Plant-derived product investigations have gained great attention in recent years.44 An in silico drug discovery technique, network pharmacology facilitates comprehension of the complex correlations within drugs and their potential target genes as well as their underlying action mechanisms.45 Furthermore, the variety of innovative drugs derived from plants brings systematic complications.46 Natural substances, primarily derived from herbs, are frequently used as potential therapies, such as taxol.30 Tuberculosis is indeed a persistent, contagious, and lethal disorder.47 Antibiotics such as pyrazinamide and rifampicin are being used as first-line therapies for tuberculosis.48,49 Unfortunately, a major challenge is the development of pathogenic antibiotic resistance to such contemporary medications.50 In the previous 46 years, only a few drugs, including pretomanid, delamanid, and bedaquiline, have been approved to relieve pathogens-resistant tuberculosis. However, using herbal remedies with antipathogenic extracts will not let the pathogens become resistant to them. A. indica has significant clinical value in terms of boosting human health. A. indica leaf extracts offer hope for the evolution of medicines, as it possesses antituberculosis, antimalarial, analgesic, antiulcer, antioxidant, anti-inflammatory, and antivenom properties. A. indica is a primary source of metabolites, including 134 chemical components, including peptides, flavonoids, phytosterols, glycerides, terpenoids, and phthalic acids. This step establishes a protocol for the investigation of biologically active components of A. indica as well as a unique pharmacological notion to investigate the molecular mechanism of A. indica for tuberculosis treatment.

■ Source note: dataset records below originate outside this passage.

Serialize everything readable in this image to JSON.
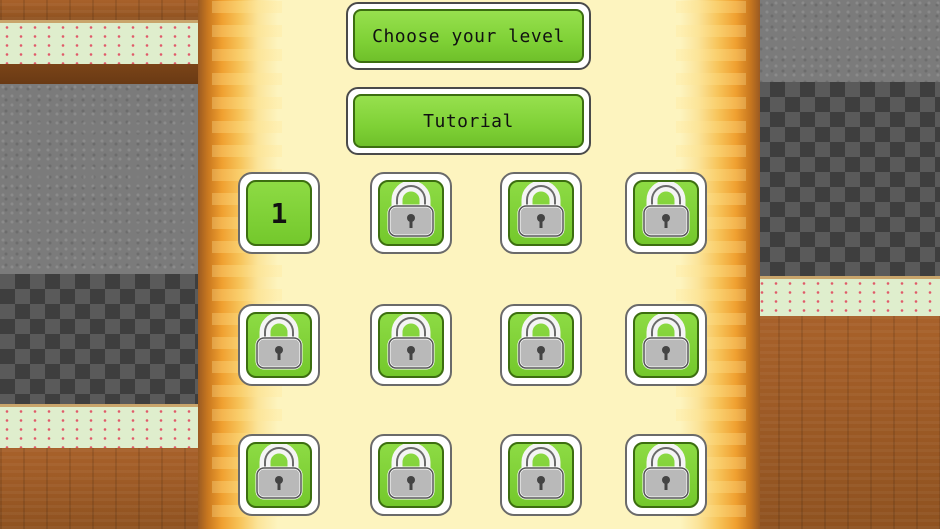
{
  "menu": {
    "choose_label": "Choose your level",
    "tutorial_label": "Tutorial"
  },
  "levels": [
    {
      "label": "1",
      "locked": false
    },
    {
      "label": "",
      "locked": true
    },
    {
      "label": "",
      "locked": true
    },
    {
      "label": "",
      "locked": true
    },
    {
      "label": "",
      "locked": true
    },
    {
      "label": "",
      "locked": true
    },
    {
      "label": "",
      "locked": true
    },
    {
      "label": "",
      "locked": true
    },
    {
      "label": "",
      "locked": true
    },
    {
      "label": "",
      "locked": true
    },
    {
      "label": "",
      "locked": true
    },
    {
      "label": "",
      "locked": true
    }
  ],
  "icons": {
    "locked": "padlock-icon"
  },
  "colors": {
    "button_green": "#7fd136",
    "path_yellow": "#fdf4bf",
    "wood_brown": "#a8612a"
  }
}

In this investigation, a variety of potential target genes have mediated numerous disease-related signaling pathways. By targeting these genes that can control disease-related pathways, disease progression can be minimized. The PPI interaction analysis revealed that two potential target genes, AKT1 and EGFR, were closely linked to other potential targets. AKT1 is a serine/threonine protein kinase that belongs to the Akt kinase family (Akt1, Akt2, and Akt3).51 Mtb’s subcellular proliferation is controlled by the serine/threonine kinase AKT1.52 In mice macrophages, the AKT1 inhibitor H-89 was reported to minimize pathogen growth and AKT1 and AKT2 knockdown in human THP-1 cells decreased the intracellular proliferation of pathogens.53,54 AKT1 signaling can also influence the adaptive immune response, which includes T and B cells. T-cell activation and function are critical for TB infection control, and AKT1 may play a role in modulating T-cell responses. The epidermal growth factor receptor (EGFR), also known as ErbB1 or HER1, is a cell surface receptor that regulates cell development and differentiation in response to EGF and similar ligands. EGFR inhibition reported to regulate subcellular mycobacterial proliferation by promoting autophagy, leading to increased elimination of pathogen.55 EGFR is highly expressed on the surface of epithelial cells, especially those lining the respiratory system. In TB, the first point of interaction with Mtb is frequently in the lungs. EGFR activation can affect the function of lung epithelial cells and their response to Mtb infection. Although the EGFR can influence several aspects of the host response to tuberculosis, its role in tuberculosis pathogenesis is complex and context-dependent. More researches are needed to completely understand the mechanisms involved in the relationship between EGFR and tuberculosis infection.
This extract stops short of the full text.